I’m horrible at art. Whenever I have to draw something it usually comes out in the exact same style I used for my artistic endeavors in middle school. However, despite my lack of artistic inclination, I still feel like I know good art when I see it. Not that there’s a universal criteria for what’s “good” art, but especially in the realm of tattoo art it’s usually pretty easy to separate the Dan Dimattias from the guys whose shops line South Beach and are open till 3am.
I’m personally a huge fan of both realism and new school tattoo art, mainly for their saturation, use of unusually bright colors, and all-around wow-factor. I especially love new school because many designs are either cutesy as fuck (in a good way) or inappropriately grotesque. I’ve always been attracted to juxtaposition in art and fashion, so that aspect of new school tattoo imagery really appeals to me. And realism? I mean…c’mon, who wouldn’t take a tattoo that looks so freakin scary-real?
As more and more people enter the world of body modification in the West, the prominent style of tattooing here is definitely shifting. As tattooing becomes more respectable, more and more art school graduates and serious artists in general are trading in their brushes and pastels for a tattoo gun. Many of these newcomers bring their unique personal style to their tattoos, keeping only to clients who are willing to leave the entire process, from style to design to application, up to the artist in order to get a phenomenal custom tat. Others are simply so talented that they can work equally well with a number of different styles, making for a massive clientele base and a waiting list to match. However, the popularity of tattooing also means that there will be lots of shitty artists out there just looking to make an easy buck. These are the guys who intentionally tattoo random Chinese characters on drunk girls’ asses, getting a good laugh with their boys about how she wanted “Protection” and he gave her “Condom.” They’re the reason why rather than moving forward, tattooing technology is essentially moving in reverse. By this I mean that there are far more developments in tattoo removal technology than in tattoo application. While industry specialists are busy creating easily removable ink for those who, um, apparently already know they're going to regret their tat, I'm still awaiting the invention of some seriously long-lasting, no-bleed ink!
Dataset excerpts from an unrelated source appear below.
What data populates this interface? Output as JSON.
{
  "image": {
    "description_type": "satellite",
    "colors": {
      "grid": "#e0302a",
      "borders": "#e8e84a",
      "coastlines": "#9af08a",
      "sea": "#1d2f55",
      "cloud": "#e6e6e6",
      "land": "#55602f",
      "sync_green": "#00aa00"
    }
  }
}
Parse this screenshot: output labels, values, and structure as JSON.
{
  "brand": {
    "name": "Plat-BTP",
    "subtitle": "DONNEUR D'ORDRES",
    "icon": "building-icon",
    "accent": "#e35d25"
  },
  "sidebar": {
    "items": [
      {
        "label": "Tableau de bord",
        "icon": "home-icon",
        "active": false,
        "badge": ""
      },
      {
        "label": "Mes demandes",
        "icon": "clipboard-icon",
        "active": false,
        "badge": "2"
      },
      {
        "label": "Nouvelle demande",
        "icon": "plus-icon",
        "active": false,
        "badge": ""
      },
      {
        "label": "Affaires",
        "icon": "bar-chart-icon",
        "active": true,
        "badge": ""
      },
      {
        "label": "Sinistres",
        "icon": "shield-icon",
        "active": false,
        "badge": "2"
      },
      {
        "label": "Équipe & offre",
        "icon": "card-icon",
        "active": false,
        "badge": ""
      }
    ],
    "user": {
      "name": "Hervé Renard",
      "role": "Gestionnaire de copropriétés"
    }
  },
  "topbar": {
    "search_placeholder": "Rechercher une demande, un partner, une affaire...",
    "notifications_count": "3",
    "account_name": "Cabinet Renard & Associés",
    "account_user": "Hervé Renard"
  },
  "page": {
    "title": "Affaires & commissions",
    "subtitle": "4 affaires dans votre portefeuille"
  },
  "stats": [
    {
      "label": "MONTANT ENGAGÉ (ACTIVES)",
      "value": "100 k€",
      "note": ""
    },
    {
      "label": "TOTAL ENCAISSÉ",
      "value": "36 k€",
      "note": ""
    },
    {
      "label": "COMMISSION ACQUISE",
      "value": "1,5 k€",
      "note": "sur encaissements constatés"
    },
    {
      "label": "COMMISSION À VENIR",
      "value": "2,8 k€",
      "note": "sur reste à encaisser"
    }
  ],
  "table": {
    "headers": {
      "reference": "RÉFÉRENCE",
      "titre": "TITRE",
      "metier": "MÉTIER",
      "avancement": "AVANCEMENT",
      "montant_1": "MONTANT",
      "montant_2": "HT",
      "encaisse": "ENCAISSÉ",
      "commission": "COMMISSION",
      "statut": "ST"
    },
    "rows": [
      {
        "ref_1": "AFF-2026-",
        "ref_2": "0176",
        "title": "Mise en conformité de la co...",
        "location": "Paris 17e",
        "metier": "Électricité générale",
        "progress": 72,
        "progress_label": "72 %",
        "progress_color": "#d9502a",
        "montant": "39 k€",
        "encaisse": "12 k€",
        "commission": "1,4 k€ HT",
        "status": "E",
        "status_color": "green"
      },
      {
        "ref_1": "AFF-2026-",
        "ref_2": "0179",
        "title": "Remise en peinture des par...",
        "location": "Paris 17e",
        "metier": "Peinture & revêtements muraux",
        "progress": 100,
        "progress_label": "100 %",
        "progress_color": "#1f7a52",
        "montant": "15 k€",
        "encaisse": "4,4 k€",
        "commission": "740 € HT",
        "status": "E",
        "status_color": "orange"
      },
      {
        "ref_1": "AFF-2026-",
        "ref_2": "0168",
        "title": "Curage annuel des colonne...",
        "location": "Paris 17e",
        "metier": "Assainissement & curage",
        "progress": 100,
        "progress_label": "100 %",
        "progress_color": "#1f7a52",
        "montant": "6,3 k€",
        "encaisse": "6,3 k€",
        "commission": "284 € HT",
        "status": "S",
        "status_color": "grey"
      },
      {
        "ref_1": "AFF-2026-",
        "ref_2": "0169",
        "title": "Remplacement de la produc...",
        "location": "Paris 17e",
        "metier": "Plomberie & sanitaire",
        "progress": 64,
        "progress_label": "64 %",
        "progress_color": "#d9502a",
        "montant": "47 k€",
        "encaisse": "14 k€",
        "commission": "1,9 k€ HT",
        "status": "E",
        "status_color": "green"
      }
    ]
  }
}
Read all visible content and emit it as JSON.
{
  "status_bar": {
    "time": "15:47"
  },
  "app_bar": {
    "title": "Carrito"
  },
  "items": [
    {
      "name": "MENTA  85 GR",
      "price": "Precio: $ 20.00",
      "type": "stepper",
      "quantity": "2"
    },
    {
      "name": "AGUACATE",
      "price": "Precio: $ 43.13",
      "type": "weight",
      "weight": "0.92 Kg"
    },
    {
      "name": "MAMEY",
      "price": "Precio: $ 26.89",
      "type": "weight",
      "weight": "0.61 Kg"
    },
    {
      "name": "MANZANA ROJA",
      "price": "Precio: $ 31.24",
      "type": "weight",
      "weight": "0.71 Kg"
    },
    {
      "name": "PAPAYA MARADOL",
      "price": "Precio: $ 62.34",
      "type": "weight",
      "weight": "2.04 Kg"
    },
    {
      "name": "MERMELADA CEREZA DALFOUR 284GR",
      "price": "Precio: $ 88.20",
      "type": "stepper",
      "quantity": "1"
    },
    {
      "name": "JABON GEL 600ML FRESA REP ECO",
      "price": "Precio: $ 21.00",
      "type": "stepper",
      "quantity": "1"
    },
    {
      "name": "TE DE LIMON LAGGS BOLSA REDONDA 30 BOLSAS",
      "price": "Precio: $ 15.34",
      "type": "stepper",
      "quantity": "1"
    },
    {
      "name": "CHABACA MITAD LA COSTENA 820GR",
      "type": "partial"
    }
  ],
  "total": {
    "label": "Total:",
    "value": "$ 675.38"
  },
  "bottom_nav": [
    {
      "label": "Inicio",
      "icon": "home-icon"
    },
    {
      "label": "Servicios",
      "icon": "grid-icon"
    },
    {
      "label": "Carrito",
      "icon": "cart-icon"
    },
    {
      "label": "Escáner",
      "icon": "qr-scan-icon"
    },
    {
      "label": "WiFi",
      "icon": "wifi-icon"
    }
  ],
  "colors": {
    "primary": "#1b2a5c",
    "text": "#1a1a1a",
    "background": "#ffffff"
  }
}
Anyways, happy thoughts - back to the more adept artists for a second. I’ve been thinking, when you compare tattoo art to fine art, they aren't all that different. I mean, one uses skin as a canvas while the other uses, well, canvas as a canvas (depending on the medium of course), but in both realms there is the good and the bad, the old and the new, the meaningful and the just plain silly. But as an artistically challenged chick, there is one huge difference between the two that I find pretty damn intriguing. Since tattooing is, in the end, all about the client, who is indeed the most important viewer the piece will ever have, serious tattoo artists are inclined to cater to the client’s preferred style. Thus, as tattooing evolves, unlike the evolution of fine art, it is increasingly in tune with what the viewer wants to see. As a passive admirer in an art gallery I can’t really have an effect on the world of fine art, but by supporting the cream of the tattooist crop and having them create custom designs in my favorite styles, I can change the trajectory of tattoo art. And that's a beautiful thing.